Confocal laser scanning microscopy (cLSM)
Confocal laser scanning microscopy (cLSM) was performed on a Leica TCS SP5 confocal microscope (Leica Microsystems, Wetzlar, Germany) with 20×, 40× and 63× oil immersion objectives. For image acquisition, Leica Application Suite software (Leica Microsystems, Version 2.6.0) was used. All z-stacks were acquired throughout the whole z-plane (20 µm) in 0.5 µm steps. Pre-miR-21 experiments were performed in 20 × 1 µm steps. The xzy-projection was acquired in 20 × 1.73 µm steps. For 3D-SIM, a Zeiss Elyra PS.1 A system (Zeiss Microscopy, Oberkochen, Germany) equipped with a 63 × oil immersion objective was used. Z-Stacks with a size of 1280 µm × 1280 µm and a slice-to-slice distance of 0.43 µm were acquired over approximately 2 µm using a 561 nm laser (3.5% laser power, exposure time: 150 ms), a 488 nm laser (3.5% laser power, exposure time: 150 ms) and a 405 nm laser (7% laser power, exposure time: 100 ms). The grating was shifted and rotated five times on every frame while widefield images were acquired. Z-stacks were acquired in 4 planes of 0.43 µm. 3D-SIM reconstruction was performed with Zeiss ZEN Black. ZEN blue software was used for maximum intensity projections.
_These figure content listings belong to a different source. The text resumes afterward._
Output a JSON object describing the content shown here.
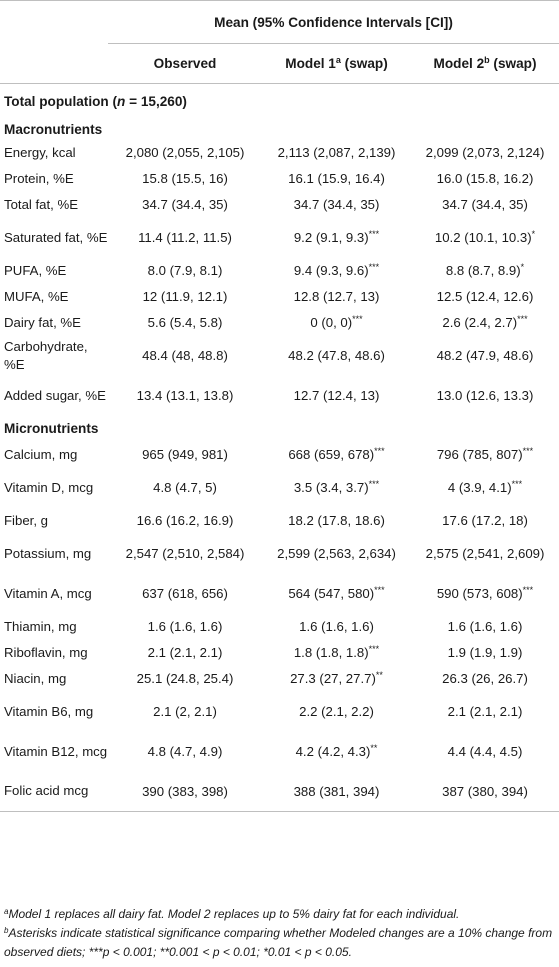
{
  "header": {
    "group_title": "Mean (95% Confidence Intervals [CI])",
    "col_observed": "Observed",
    "col_model1": "Model 1",
    "col_model1_sup": "a",
    "col_model1_suffix": " (swap)",
    "col_model2": "Model 2",
    "col_model2_sup": "b",
    "col_model2_suffix": " (swap)"
  },
  "population_label": "Total population (",
  "population_n": "n",
  "population_rest": " = 15,260)",
  "sections": {
    "macro": "Macronutrients",
    "micro": "Micronutrients"
  },
  "macro_rows": [
    {
      "label": "Energy, kcal",
      "obs": "2,080 (2,055, 2,105)",
      "m1": "2,113 (2,087, 2,139)",
      "m2": "2,099 (2,073, 2,124)"
    },
    {
      "label": "Protein, %E",
      "obs": "15.8 (15.5, 16)",
      "m1": "16.1 (15.9, 16.4)",
      "m2": "16.0 (15.8, 16.2)"
    },
    {
      "label": "Total fat, %E",
      "obs": "34.7 (34.4, 35)",
      "m1": "34.7 (34.4, 35)",
      "m2": "34.7 (34.4, 35)"
    },
    {
      "label": "Saturated fat, %E",
      "obs": "11.4 (11.2, 11.5)",
      "m1": "9.2 (9.1, 9.3)",
      "m1_sig": "***",
      "m2": "10.2 (10.1, 10.3)",
      "m2_sig": "*"
    },
    {
      "label": "PUFA, %E",
      "obs": "8.0 (7.9, 8.1)",
      "m1": "9.4 (9.3, 9.6)",
      "m1_sig": "***",
      "m2": "8.8 (8.7, 8.9)",
      "m2_sig": "*"
    },
    {
      "label": "MUFA, %E",
      "obs": "12 (11.9, 12.1)",
      "m1": "12.8 (12.7, 13)",
      "m2": "12.5 (12.4, 12.6)"
    },
    {
      "label": "Dairy fat, %E",
      "obs": "5.6 (5.4, 5.8)",
      "m1": "0 (0, 0)",
      "m1_sig": "***",
      "m2": "2.6 (2.4, 2.7)",
      "m2_sig": "***"
    },
    {
      "label": "Carbohydrate, %E",
      "obs": "48.4 (48, 48.8)",
      "m1": "48.2 (47.8, 48.6)",
      "m2": "48.2 (47.9, 48.6)"
    },
    {
      "label": "Added sugar, %E",
      "obs": "13.4 (13.1, 13.8)",
      "m1": "12.7 (12.4, 13)",
      "m2": "13.0 (12.6, 13.3)"
    }
  ],
  "micro_rows": [
    {
      "label": "Calcium, mg",
      "obs": "965 (949, 981)",
      "m1": "668 (659, 678)",
      "m1_sig": "***",
      "m2": "796 (785, 807)",
      "m2_sig": "***"
    },
    {
      "label": "Vitamin D, mcg",
      "obs": "4.8 (4.7, 5)",
      "m1": "3.5 (3.4, 3.7)",
      "m1_sig": "***",
      "m2": "4 (3.9, 4.1)",
      "m2_sig": "***"
    },
    {
      "label": "Fiber, g",
      "obs": "16.6 (16.2, 16.9)",
      "m1": "18.2 (17.8, 18.6)",
      "m2": "17.6 (17.2, 18)"
    },
    {
      "label": "Potassium, mg",
      "obs": "2,547 (2,510, 2,584)",
      "m1": "2,599 (2,563, 2,634)",
      "m2": "2,575 (2,541, 2,609)"
    },
    {
      "label": "Vitamin A, mcg",
      "obs": "637 (618, 656)",
      "m1": "564 (547, 580)",
      "m1_sig": "***",
      "m2": "590 (573, 608)",
      "m2_sig": "***"
    },
    {
      "label": "Thiamin, mg",
      "obs": "1.6 (1.6, 1.6)",
      "m1": "1.6 (1.6, 1.6)",
      "m2": "1.6 (1.6, 1.6)"
    },
    {
      "label": "Riboflavin, mg",
      "obs": "2.1 (2.1, 2.1)",
      "m1": "1.8 (1.8, 1.8)",
      "m1_sig": "***",
      "m2": "1.9 (1.9, 1.9)"
    },
    {
      "label": "Niacin, mg",
      "obs": "25.1 (24.8, 25.4)",
      "m1": "27.3 (27, 27.7)",
      "m1_sig": "**",
      "m2": "26.3 (26, 26.7)"
    },
    {
      "label": "Vitamin B6, mg",
      "obs": "2.1 (2, 2.1)",
      "m1": "2.2 (2.1, 2.2)",
      "m2": "2.1 (2.1, 2.1)"
    },
    {
      "label": "Vitamin B12, mcg",
      "obs": "4.8 (4.7, 4.9)",
      "m1": "4.2 (4.2, 4.3)",
      "m1_sig": "**",
      "m2": "4.4 (4.4, 4.5)"
    },
    {
      "label": "Folic acid mcg",
      "obs": "390 (383, 398)",
      "m1": "388 (381, 394)",
      "m2": "387 (380, 394)"
    }
  ],
  "footnotes": {
    "a_mark": "a",
    "a_text": "Model 1 replaces all dairy fat. Model 2 replaces up to 5% dairy fat for each individual.",
    "b_mark": "b",
    "b_text": "Asterisks indicate statistical significance comparing whether Modeled changes are a 10% change from observed diets; ***p < 0.001; **0.001 < p < 0.01; *0.01 < p < 0.05."
  }
}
Flow cytometry and imaging flow cytometry
For flow cytometry, three independent replicates were processed including untreated podocytes, podocytes treated with exosomes without Cy3-miRCtrl that went through the transfection process as controls and Cy3-miRCtrlExos. Untreated podocytes were used as reference. Prior to flow cytometry, 300,000 cells of each treatment group were treated as described above for 48 h. Afterwards cells were washed twice with PBS and detached with Trypsin–EDTA for 5 min. The detached cells were diluted in RPMI 1640 supplemented with exosome-depleted FBS, 100 U/mL penicillin and 0.1 mg/mL streptomycin. Subsequently, the cells were centrifuged for 3 min at 750×g at RT. The pellet was washed with PBS and centrifuged again at the same conditions. After discarding the supernatant, the cells were fixed by the addition of PFA (2%) for 15 min. Finally, the cells were washed twice with PBS and resuspended in 500 µL PBS, stored on ice and transferred to flow cytometry. Flow cytometry was performed as previously described on an Aria III, Canto II, LSR II (BD Biosciences, Franklin Lakes, NJ, USA) equipped with a 561 nm laser (PE) [16]. 10,000 cells were analyzed in each treatment group. Imaging flow cytometry was performed using an Amnis ImageStreamX MK I (Cytek Biosciences, Fremont, CA, USA) with a 561 nm laser and a 40× magnification as described before [16]. For imaging flow cytometry 1000 cells of each treatment group have been analyzed.
Statistical analysis
Statistical analysis was performed via GraphPad Prism V5.01 (GraphPad Software, CA, USA; https://www.graphpad.com). The data were checked for a Gaussian distribution via the Kolmogorov–Smirnov test. All groups were tested for statistically significant differences via two-way ANOVA and the Bonferroni post hoc correction. All values are displayed as the means with standard deviations. P values ≤ 0.05 were considered statistically significant.